Over 140,000 ASUS routers at risk due to a critical security flaw
In recent times, small office/home office (SOHO) and edge devices, particularly routers from ASUS, have been under the spotlight due to active exploitations of vulnerabilities. These vulnerabilities allow attackers to gain persistent, stealthy control over these devices.
The most notable threat group using these exploits is the "AyySSHush" (also known as "Ace Hush") campaign. This group targets ASUS routers through various methods, including brute-force attacks, authentication bypasses, and command injection vulnerabilities. One such vulnerability, CVE-2023-39780, has been noted[1].
The AyySSHush attackers exploit ASUS AiProtection features and command injection flaws to embed backdoors in the router's non-volatile memory. This means that even after firmware updates, these backdoors can persist, requiring a factory reset to remediate[1].

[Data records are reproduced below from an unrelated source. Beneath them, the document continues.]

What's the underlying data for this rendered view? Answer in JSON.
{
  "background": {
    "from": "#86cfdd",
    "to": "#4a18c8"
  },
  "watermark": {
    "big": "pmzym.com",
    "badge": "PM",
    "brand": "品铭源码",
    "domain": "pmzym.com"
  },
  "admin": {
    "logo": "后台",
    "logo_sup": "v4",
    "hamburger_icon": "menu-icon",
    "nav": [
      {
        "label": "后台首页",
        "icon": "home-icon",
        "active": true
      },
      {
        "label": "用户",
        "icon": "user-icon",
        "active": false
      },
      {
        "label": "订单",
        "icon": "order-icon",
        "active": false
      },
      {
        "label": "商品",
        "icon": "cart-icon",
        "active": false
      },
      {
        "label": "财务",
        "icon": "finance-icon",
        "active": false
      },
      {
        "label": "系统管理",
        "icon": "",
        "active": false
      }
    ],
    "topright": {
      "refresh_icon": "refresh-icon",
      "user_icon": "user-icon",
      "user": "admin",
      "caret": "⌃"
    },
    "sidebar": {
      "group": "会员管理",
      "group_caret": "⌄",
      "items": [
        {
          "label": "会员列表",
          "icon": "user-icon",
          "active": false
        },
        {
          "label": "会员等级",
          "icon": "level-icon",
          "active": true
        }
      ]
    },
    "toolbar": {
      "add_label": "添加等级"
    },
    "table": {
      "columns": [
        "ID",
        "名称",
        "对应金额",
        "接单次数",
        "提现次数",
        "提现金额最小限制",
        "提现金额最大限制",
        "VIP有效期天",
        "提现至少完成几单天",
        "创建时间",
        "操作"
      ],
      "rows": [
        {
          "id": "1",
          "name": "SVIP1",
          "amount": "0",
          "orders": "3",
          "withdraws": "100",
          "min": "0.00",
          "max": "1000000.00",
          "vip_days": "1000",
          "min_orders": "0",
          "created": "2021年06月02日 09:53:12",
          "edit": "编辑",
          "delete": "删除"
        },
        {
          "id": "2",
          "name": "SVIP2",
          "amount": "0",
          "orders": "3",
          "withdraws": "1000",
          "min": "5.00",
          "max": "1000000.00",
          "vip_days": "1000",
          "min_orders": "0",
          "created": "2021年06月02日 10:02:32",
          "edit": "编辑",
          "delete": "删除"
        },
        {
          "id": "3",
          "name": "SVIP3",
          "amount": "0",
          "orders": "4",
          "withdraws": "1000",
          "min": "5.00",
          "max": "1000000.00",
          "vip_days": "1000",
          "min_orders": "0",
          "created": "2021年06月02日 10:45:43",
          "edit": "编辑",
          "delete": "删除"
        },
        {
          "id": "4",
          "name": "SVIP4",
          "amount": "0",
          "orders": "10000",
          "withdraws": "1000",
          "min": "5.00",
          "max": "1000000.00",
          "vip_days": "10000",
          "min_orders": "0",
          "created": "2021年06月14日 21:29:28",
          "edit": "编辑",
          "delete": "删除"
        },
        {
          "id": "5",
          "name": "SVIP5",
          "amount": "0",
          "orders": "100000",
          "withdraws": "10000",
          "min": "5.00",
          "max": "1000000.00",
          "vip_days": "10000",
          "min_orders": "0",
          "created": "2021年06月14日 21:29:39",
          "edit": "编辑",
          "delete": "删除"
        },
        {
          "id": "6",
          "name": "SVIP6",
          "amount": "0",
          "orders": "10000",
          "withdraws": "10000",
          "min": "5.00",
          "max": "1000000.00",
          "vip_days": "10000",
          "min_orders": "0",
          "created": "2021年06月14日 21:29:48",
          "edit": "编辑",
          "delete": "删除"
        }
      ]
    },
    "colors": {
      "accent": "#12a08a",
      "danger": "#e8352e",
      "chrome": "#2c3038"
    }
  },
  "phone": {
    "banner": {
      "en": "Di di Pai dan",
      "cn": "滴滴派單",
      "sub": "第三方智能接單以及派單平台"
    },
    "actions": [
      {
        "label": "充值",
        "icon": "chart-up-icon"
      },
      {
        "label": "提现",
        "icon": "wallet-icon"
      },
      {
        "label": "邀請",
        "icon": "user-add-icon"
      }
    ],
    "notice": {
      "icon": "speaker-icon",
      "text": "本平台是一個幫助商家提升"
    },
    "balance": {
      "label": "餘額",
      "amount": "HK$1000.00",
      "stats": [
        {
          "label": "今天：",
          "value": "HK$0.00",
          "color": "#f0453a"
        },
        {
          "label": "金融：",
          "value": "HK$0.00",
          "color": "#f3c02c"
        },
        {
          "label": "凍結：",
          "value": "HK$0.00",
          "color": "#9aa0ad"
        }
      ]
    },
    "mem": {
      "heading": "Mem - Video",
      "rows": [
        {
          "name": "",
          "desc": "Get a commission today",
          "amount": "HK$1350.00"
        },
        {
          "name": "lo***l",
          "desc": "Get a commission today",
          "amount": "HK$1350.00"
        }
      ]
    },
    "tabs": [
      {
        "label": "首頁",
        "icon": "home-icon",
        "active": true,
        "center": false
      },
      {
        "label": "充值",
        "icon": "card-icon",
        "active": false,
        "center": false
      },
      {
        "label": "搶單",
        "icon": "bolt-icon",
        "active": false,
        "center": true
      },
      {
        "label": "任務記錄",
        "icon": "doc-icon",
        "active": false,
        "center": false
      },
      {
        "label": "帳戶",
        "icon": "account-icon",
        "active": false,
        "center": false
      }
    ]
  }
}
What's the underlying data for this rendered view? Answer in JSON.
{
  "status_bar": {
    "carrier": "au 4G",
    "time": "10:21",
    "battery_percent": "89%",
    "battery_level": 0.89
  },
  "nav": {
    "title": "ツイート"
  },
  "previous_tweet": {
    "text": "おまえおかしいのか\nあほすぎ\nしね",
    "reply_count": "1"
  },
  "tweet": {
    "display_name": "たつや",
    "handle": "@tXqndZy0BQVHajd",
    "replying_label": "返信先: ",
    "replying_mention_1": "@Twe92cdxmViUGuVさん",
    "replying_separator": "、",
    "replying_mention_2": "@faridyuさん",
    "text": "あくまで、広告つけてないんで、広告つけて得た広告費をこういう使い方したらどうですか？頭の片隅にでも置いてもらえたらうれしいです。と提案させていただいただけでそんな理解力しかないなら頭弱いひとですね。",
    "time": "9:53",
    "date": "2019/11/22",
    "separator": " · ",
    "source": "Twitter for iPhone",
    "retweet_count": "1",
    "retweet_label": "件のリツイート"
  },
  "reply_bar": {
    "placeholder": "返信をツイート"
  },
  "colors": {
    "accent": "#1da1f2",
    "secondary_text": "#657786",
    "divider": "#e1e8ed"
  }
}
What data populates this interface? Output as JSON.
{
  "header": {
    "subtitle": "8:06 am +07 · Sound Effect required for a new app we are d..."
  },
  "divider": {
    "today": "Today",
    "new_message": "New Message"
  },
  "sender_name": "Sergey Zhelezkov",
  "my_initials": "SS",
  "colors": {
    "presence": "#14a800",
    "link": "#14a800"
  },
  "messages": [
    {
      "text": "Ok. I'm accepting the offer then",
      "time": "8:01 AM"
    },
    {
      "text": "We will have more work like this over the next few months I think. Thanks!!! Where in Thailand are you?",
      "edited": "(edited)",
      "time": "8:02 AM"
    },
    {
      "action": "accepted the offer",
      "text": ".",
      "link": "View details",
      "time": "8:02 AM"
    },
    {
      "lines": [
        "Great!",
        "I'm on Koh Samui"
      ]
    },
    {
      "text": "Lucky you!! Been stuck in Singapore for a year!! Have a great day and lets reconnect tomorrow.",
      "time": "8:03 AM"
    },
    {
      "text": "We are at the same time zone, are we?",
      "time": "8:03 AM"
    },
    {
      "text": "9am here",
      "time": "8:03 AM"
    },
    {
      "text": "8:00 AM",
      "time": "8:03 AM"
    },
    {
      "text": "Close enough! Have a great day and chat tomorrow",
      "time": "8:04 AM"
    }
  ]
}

Researchers have also documented kernel-level exploits in ASUS Armory Crate’s ASIO3 driver. This enables attackers to gain low-level hardware access, broadening the attack surface, especially when non-essential utilities automatically reinstall themselves via BIOS or Windows firmware updates[1].
Despite security patches released by ASUS in May and June 2025, some vulnerabilities remain actively exploited in 2025[1][5]. These exploitations and persistent backdoors place SOHO edge devices at unusually high risk of sustained remote compromise, potentially allowing attackers to intercept traffic, steal credentials, or launch broader network attacks.
While there is a lack of public indication of multiple well-known threat actor groups specifically targeting ASUS routers in 2025, ongoing campaigns involving IoT and SOHO devices typically originate from sophisticated cybercriminal or espionage groups focused on exploiting these widespread consumer network devices.
To mitigate these risks, it is recommended to:
- Immediately update firmware from ASUS security advisories[5].
- Factory reset routers suspected to be compromised due to the persistence of backdoors[1].
- Uninstall non-essential ASUS utilities such as Armory Crate that can reinstate vulnerabilities via BIOS or system updates[1].
- Disable automatic reinstall mechanisms in BIOS and Windows settings for utilities[1].
- Monitor router login ports (e.g., port 53282 associated with some of these vulnerabilities) and employ network segmentation to limit exposure[2].
This active exploitation scenario underscores the importance of vigilant patch management and proactive device hygiene in reducing risk. SOHO edge devices, due to their privileged network position and historically weaker security update adoption, remain prime targets for such attacks.
In summary, the AyySSHush campaign is the known and active threat group exploiting ASUS router vulnerabilities in 2025. Users and organizations should urgently update firmware, factory reset devices if compromised, remove vulnerable bloatware, and monitor network activity as primary defensive measures[1][5].
[1] Source: Censys Research [2] Source: US-CERT [3] Source: TechCrunch [4] Source: The Hacker News [5] Source: ASUS Security Advisory June 14, 2025
The AyySSHush (also known as "Ace Hush") campaign is a known threat group actively exploiting vulnerabilities in ASUS routers, particularly utilizing command injection flaws and CVE-2023-39780 vulnerability. To mitigate these risks, it's essential to update firmware, factory reset devices if compromised, uninstall non-essential ASUS utilities, and disable automatic reinstall mechanisms.